3. Badone and Roseman : pgs. 24-51 (27 pages) “They told what happened on the road:" narrative and the construction of experiential knowledge on the pilgrimage to Chimayo, New Mexico.

Where does she find Turner’s rite of passage phases? Or Morinis’ motivational typology, what is this?

4. Discuss fieldtrip and carpools.

FIELDTRIP: Sunday March 4, Practice Fieldwork Ethnography and writing Anthropology

1. Spiritualist Church, visit a healing service (1.5-2 hrs. hours, Sundays 2 pm)

Bring paper and pen.

Spiritualist healer in Los Angeles (BACKGROUND)

http://www.spiritualistcenter.org/history.html (Visit the cite and see the interview with Lee Jones before you come, 26 minutes).

A brief introduction to Spiritualism: http://en.wikipedia.org/wiki/Spiritualism

Spiritualist Center 323 856-8646, 6417 Lexington Ave., Los Angeles 90038, 101 N. to Santa Monica Blvd, left, to Cahuenga rt to Lexington, left on Lexington.

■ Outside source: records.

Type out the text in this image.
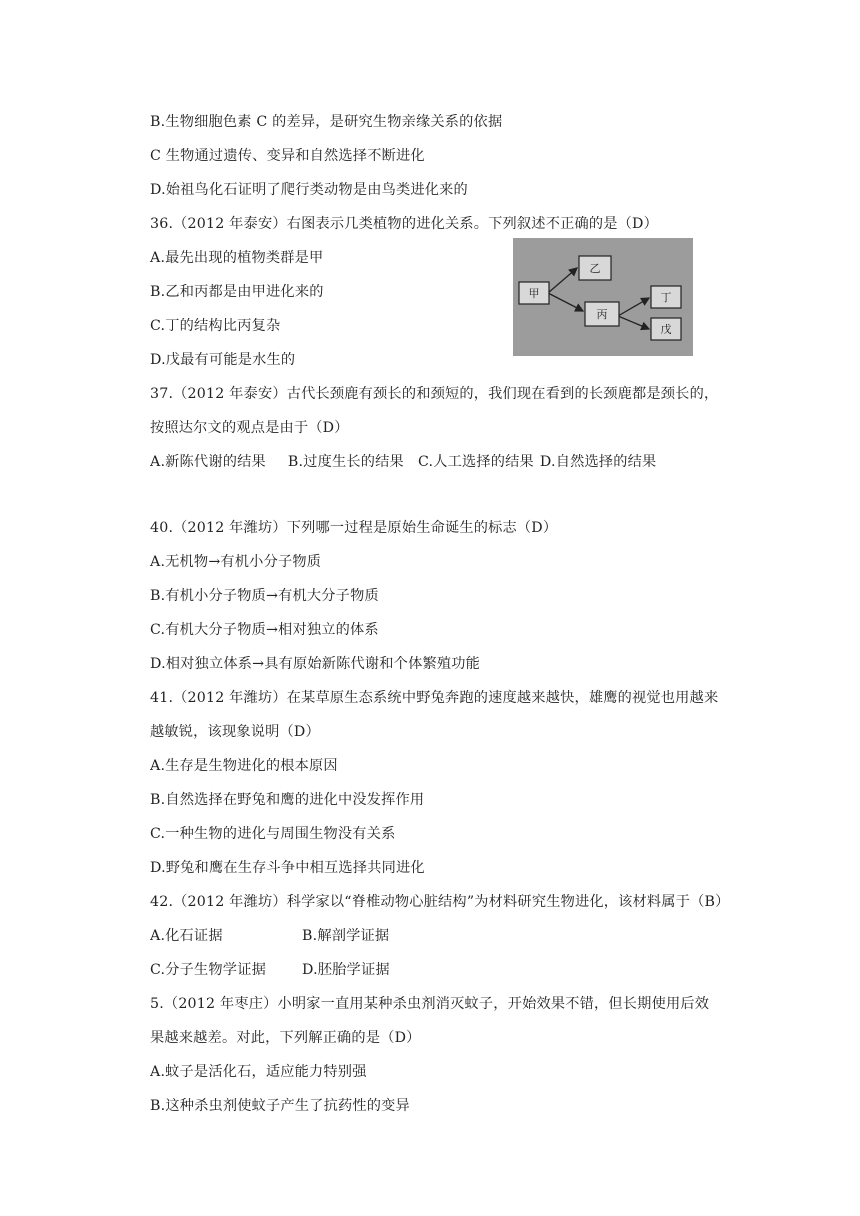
B.生物细胞色素 C 的差异，是研究生物亲缘关系的依据
C 生物通过遗传、变异和自然选择不断进化
D.始祖鸟化石证明了爬行类动物是由鸟类进化来的
36.（2012 年泰安）右图表示几类植物的进化关系。下列叙述不正确的是（D）
A.最先出现的植物类群是甲
B.乙和丙都是由甲进化来的
C.丁的结构比丙复杂
D.戊最有可能是水生的
甲
乙
丙
丁
戊
37.（2012 年泰安）古代长颈鹿有颈长的和颈短的，我们现在看到的长颈鹿都是颈长的，
按照达尔文的观点是由于（D）
A.新陈代谢的结果 B.过度生长的结果 C.人工选择的结果 D.自然选择的结果
40.（2012 年潍坊）下列哪一过程是原始生命诞生的标志（D）
A.无机物→有机小分子物质
B.有机小分子物质→有机大分子物质
C.有机大分子物质→相对独立的体系
D.相对独立体系→具有原始新陈代谢和个体繁殖功能
41.（2012 年潍坊）在某草原生态系统中野兔奔跑的速度越来越快，雄鹰的视觉也用越来
越敏锐，该现象说明（D）
A.生存是生物进化的根本原因
B.自然选择在野兔和鹰的进化中没发挥作用
C.一种生物的进化与周围生物没有关系
D.野兔和鹰在生存斗争中相互选择共同进化
42.（2012 年潍坊）科学家以“脊椎动物心脏结构”为材料研究生物进化，该材料属于（B）
A.化石证据	B.解剖学证据
C.分子生物学证据	D.胚胎学证据
5.（2012 年枣庄）小明家一直用某种杀虫剂消灭蚊子，开始效果不错，但长期使用后效
果越来越差。对此，下列解正确的是（D）
A.蚊子是活化石，适应能力特别强
B.这种杀虫剂使蚊子产生了抗药性的变异
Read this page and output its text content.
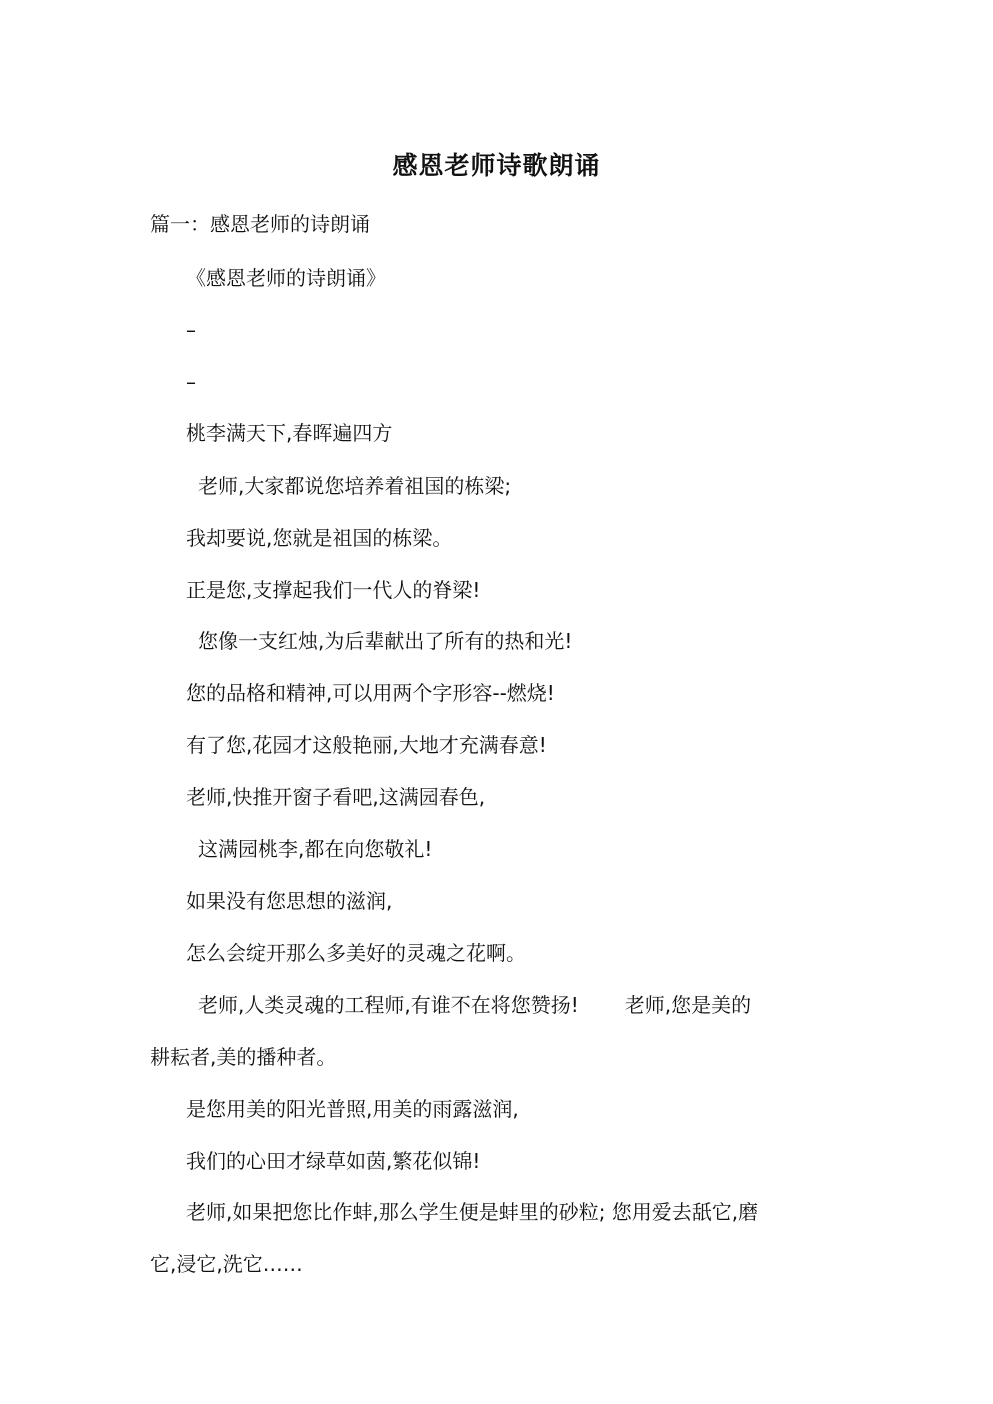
感恩老师诗歌朗诵
篇一：感恩老师的诗朗诵
《感恩老师的诗朗诵》
–
–
桃李满天下,春晖遍四方
老师,大家都说您培养着祖国的栋梁;
我却要说,您就是祖国的栋梁。
正是您,支撑起我们一代人的脊梁!
您像一支红烛,为后辈献出了所有的热和光!
您的品格和精神,可以用两个字形容--燃烧!
有了您,花园才这般艳丽,大地才充满春意!
老师,快推开窗子看吧,这满园春色,
这满园桃李,都在向您敬礼!
如果没有您思想的滋润,
怎么会绽开那么多美好的灵魂之花啊。
老师,人类灵魂的工程师,有谁不在将您赞扬! 老师,您是美的
耕耘者,美的播种者。
是您用美的阳光普照,用美的雨露滋润,
我们的心田才绿草如茵,繁花似锦!
老师,如果把您比作蚌,那么学生便是蚌里的砂粒; 您用爱去舐它,磨
它,浸它,洗它……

Healing service begins at 2 p.m. to about 3:30, then personal healings. Come early to chat and to sign up for a healing or reading. It takes about 50 min. in traffic from USC. Parking on street can be challenging.

Dress in church clothes, nicer pants are fine.

First fieldwork: Linger a bit before and after and find out who goes there and why. What do they believe in? TALK to people. Sit in the back so you can see what is all going on. Or sit in the front so you feel like you are part of the service. Peek sometimes when your eyes are closed. Do the members go to other churches too? Do they believe in reincarnation; biomedicine? Bring $10. for a spirit healing (if you have a friend, you can split the cost, one student be the patient and one be the observer).